Today, Environmental Protection Agency (EPA) Administrator Andrew Wheeler signed a final rule that codifies an unlawful exemption for industrial animal production operations to bypass mandatory air toxics reporting requirements that exist to protect rural communities from breathing polluted air. EPA tries to justify this exemption by writing into the Emergency Planning & Community Right-to-Know Act (EPCRA) an exemption that Congress enacted in a separate statute, the Comprehensive Environmental Response, Compensation, and Liability Act (CERCLA). Notably, when enacting this amendment, Congress made clear that it did not in any way alter reporting requirements under EPCRA.
The following statement is from Carrie Apfel, a staff attorney for Earthjustice’s Sustainable Food and Farming Program:
“Through this rule, EPA is allowing meat factories to avoid reporting their toxic air emissions to state and local authorities despite a clear statutory mandate to do so. The rule is illegal, and an affront to rural communities that have every right to know what’s in the air they breathe. Earthjustice has been challenging EPA’s guidance and will fight this rule, too.”

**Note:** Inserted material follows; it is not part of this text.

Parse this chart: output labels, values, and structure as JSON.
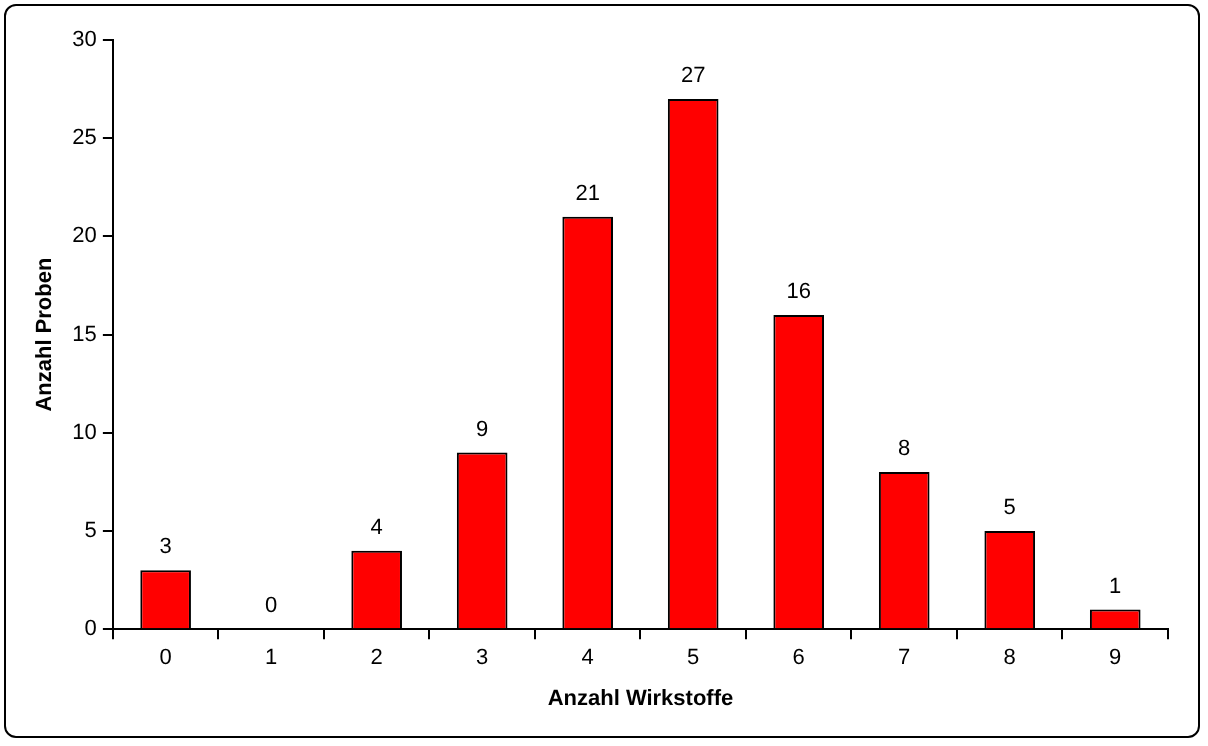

Earthjustice is currently challenging a previous guidance that exempted Concentrated Animal Feeding Operations (CAFOs) from requirements to inform state and local officials about releases of dangerous levels of pollutants into the air as required by EPCRA. In an earlier related case, the U.S. Court of Appeals for the District of Columbia Circuit held that EPA’s exemption of these large animal production facilities was illegal under EPCRA and CERCLA; Congress later amended CERCLA to allow the exemption. Earthjustice is representing a number of clients, including Rural Empowerment Association for Community Help, Animal Legal Defense Fund, Center for Food Safety, Don’t Waste Arizona, Environmental Integrity Project, Food & Water Watch, Humane Society of the United States, Sierra Club, Sound Rivers, and Waterkeeper Alliance.

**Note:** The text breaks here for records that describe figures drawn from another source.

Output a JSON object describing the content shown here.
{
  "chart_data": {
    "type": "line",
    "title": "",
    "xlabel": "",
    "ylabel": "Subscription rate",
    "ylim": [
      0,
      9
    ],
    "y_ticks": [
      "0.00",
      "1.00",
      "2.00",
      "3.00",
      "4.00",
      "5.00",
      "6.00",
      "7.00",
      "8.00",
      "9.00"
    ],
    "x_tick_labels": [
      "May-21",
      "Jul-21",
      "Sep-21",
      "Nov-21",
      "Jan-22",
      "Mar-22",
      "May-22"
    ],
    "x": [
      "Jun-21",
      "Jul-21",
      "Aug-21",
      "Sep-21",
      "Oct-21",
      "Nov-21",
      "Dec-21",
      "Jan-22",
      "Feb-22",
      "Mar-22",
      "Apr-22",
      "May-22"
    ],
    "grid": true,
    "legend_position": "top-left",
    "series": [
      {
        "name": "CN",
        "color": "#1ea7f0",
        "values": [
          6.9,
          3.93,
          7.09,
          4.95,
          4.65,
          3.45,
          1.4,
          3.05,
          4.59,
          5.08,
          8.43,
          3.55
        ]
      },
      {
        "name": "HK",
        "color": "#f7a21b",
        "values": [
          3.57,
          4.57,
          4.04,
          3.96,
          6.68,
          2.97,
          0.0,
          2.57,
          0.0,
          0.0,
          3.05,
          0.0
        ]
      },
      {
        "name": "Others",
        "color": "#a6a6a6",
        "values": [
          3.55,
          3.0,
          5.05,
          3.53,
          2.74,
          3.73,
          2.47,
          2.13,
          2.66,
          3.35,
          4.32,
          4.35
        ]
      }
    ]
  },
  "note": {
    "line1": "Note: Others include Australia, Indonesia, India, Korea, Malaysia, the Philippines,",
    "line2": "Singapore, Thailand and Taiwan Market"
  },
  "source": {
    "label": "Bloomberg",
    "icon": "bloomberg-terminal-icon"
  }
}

CAFOs are industrial livestock operations that concentrate large numbers of animals and their waste. The vast majority of livestock operations in the United States are not affected by the reporting requirement since they are ranches or pasture operations that generally are not covered “facilities” or smaller animal feeding operations that are not likely to emit hazardous substances at levels that trigger reporting requirements. But the fewer, largest CAFOs commonly do emit dangerous quantities of toxic gases. Emissions generated from animal waste at CAFOs are highly toxic and harm communities across the country. Exposure to ammonia and hydrogen sulfide released from the highly concentrated animal waste produced at CAFOs causes a multitude of health problems, including, but not limited to, respiratory problems, nasal and eye irritation, headaches, nausea, and even death.